Coaching does play a part in slumps but we can't be so quick to pin lack of performance solely on the coach or how he's handling a given player. That's seldom the whole story. If any of these guys--or any current Blazer such as Nicolas Batum--doesn't like the coaching or feels he's being oppressed the recourse is simple. You have to play your rear end off on defense every minute, every possession. You have to be smartly aggressive on your offensive attempts no matter how many or few you get and hit your shots. You have to rebound as best you can, sell yourself for the team every moment on the court, and show the world that you are a player to be reckoned with and a burgeoning star. If your coach then refuses to play you or berates you for doing those good things he looks like an idiot and the decision about his future is easy. At that point you have all the leverage you need to get your coach dismissed...leverage that plenty of great players have employed successfully in this league's history. But if you're just going to wilt out there, disappearing even in facets that don't require any special dispensation from your coach, then we have to ask the question whether it really is coaching or whether you're just not living up to the hype. If the list above is any evidence, most of the time you're just not living up to the hype.
Long before any of this started, at a time when most folks were still speculating this would be another bullish year for the Blazers, I stated publicly in this space that if the Blazers didn't have a decent year and didn't advance in the playoffs they'd be looking long and hard at a coaching change. I'm not advocating Nate be kept no matter what. In fact I think that kind of change is inevitable, perhaps desirable, if the team can't excel because it's easier and more prudent to try a new voice before dismantling the roster. But that's no guarantee that such a move would right the ship. Absent significant personnel changes it usually doesn't.
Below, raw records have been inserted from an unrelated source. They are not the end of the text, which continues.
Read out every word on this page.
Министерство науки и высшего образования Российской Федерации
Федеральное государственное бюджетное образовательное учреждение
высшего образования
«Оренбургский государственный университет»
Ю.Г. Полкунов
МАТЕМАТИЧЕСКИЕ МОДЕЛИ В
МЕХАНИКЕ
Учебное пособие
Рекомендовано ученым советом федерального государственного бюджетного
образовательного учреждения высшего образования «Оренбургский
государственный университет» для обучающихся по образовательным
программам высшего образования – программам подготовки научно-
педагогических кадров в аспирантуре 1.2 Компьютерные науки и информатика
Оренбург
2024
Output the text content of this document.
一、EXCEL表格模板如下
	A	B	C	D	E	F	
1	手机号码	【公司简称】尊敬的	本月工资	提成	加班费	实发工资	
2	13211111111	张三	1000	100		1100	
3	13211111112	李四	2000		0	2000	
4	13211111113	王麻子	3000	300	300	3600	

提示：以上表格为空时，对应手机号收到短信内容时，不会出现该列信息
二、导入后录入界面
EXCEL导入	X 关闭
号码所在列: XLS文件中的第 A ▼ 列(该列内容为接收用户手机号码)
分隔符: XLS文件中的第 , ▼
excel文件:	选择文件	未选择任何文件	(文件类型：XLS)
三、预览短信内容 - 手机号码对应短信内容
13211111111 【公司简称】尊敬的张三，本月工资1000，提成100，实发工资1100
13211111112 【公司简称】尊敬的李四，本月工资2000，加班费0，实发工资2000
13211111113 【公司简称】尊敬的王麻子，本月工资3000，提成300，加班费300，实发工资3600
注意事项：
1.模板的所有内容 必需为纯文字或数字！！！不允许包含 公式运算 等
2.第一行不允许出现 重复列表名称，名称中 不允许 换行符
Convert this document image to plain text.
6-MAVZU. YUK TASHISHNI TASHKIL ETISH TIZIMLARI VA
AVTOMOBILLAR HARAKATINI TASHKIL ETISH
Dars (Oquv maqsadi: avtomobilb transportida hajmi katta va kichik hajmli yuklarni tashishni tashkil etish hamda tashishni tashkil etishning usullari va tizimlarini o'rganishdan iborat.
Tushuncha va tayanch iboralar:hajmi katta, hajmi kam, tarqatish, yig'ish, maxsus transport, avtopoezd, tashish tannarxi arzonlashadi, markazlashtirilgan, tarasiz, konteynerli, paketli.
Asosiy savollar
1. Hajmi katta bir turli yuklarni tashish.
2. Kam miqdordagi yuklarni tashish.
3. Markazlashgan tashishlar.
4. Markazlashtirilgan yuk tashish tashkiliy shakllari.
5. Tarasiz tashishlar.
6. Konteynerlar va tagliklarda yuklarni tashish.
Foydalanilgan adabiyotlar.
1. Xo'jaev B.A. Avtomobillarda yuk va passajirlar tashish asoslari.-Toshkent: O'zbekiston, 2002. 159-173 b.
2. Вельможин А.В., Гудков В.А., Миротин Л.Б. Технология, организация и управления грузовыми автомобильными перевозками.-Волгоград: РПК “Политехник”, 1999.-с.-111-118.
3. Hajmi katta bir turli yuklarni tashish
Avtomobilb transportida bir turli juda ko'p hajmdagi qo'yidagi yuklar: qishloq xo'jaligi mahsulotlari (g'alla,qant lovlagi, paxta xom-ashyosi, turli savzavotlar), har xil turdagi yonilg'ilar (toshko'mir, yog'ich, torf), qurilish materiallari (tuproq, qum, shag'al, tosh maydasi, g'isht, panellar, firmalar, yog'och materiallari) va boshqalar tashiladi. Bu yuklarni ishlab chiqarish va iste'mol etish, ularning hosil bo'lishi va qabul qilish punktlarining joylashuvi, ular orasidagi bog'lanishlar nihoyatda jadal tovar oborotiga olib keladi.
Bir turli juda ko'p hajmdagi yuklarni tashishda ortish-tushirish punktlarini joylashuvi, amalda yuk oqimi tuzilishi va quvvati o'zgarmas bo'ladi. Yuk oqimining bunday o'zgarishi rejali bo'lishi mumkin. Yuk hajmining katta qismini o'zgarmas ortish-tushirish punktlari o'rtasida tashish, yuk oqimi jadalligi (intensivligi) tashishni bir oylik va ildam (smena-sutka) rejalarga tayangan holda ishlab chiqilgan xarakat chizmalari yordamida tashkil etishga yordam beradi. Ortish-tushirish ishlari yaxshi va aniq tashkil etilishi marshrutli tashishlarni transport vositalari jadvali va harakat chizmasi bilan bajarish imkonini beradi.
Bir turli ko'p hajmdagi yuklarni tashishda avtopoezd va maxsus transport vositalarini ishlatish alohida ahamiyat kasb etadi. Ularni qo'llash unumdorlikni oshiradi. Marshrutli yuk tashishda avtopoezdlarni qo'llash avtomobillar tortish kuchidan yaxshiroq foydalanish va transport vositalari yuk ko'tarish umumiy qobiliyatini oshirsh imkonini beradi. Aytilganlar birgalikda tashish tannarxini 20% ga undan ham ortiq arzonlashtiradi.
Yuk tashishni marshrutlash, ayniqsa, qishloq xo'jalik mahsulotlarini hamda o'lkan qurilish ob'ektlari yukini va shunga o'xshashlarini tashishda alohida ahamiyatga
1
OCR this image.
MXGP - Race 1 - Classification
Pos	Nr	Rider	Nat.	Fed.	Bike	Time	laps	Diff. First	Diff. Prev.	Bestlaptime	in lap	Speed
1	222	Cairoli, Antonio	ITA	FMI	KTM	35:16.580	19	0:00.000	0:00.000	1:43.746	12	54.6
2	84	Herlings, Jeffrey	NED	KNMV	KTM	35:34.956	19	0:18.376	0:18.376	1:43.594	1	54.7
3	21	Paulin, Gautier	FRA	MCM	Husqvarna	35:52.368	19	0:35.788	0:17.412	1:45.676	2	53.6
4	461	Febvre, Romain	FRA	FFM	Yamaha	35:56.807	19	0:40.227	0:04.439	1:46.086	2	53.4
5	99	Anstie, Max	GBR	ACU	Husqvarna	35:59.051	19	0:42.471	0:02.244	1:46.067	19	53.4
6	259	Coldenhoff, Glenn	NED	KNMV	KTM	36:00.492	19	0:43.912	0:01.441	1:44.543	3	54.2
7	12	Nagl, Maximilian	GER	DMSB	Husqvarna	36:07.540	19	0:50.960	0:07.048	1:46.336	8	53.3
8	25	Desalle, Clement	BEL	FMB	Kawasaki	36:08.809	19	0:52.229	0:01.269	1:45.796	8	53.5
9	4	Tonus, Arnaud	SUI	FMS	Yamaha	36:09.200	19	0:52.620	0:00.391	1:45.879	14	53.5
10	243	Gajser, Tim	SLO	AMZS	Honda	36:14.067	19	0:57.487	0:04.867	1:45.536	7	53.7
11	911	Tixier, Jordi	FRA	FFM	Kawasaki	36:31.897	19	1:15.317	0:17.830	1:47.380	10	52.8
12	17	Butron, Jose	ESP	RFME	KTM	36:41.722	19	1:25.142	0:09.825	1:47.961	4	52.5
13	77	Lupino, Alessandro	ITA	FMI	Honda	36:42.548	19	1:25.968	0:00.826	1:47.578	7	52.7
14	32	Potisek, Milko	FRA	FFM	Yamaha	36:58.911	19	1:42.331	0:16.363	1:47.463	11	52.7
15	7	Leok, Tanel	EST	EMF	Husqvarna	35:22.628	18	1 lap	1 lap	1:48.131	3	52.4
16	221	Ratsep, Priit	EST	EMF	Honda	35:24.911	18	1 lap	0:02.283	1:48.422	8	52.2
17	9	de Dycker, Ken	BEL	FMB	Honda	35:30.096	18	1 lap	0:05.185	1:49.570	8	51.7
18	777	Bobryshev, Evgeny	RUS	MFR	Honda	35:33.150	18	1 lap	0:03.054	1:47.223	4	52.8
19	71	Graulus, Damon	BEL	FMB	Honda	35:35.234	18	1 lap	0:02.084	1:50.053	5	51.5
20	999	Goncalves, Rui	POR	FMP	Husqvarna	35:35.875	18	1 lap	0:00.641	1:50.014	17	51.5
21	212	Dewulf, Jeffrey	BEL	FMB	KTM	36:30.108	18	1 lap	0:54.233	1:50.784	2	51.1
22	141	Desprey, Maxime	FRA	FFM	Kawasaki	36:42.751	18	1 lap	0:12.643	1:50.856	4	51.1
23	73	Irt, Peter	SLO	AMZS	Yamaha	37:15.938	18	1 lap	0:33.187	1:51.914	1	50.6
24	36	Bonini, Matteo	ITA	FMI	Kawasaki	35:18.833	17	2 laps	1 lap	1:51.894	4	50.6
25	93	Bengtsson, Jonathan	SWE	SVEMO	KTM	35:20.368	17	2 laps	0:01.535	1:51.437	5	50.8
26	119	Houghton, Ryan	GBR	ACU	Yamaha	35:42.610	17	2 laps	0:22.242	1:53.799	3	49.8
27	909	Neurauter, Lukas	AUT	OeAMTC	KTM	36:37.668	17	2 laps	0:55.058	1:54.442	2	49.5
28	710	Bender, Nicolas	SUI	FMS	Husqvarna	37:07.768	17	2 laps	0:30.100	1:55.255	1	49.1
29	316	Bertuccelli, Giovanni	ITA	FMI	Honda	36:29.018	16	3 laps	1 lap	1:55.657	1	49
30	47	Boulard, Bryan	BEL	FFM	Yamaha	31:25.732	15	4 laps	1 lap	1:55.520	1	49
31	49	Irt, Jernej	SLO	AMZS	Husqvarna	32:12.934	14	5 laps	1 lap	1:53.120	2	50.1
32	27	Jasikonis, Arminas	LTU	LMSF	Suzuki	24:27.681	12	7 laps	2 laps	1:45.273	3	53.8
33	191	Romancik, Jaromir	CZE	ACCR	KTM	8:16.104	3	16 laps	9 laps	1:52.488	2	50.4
Whatever faults Nate may or may not have, the roster's contributing factors cannot be ignored. Placing everything at the feet of the coach and solving every perceived shortcoming with the "He's keeping them down" meme quickly becomes wishful, if not flat-out sloppy, thinking. If there are serious problems with this team--if slumps like the current one become the norm--we're going to find out in the long run that coaching was the least of their worries.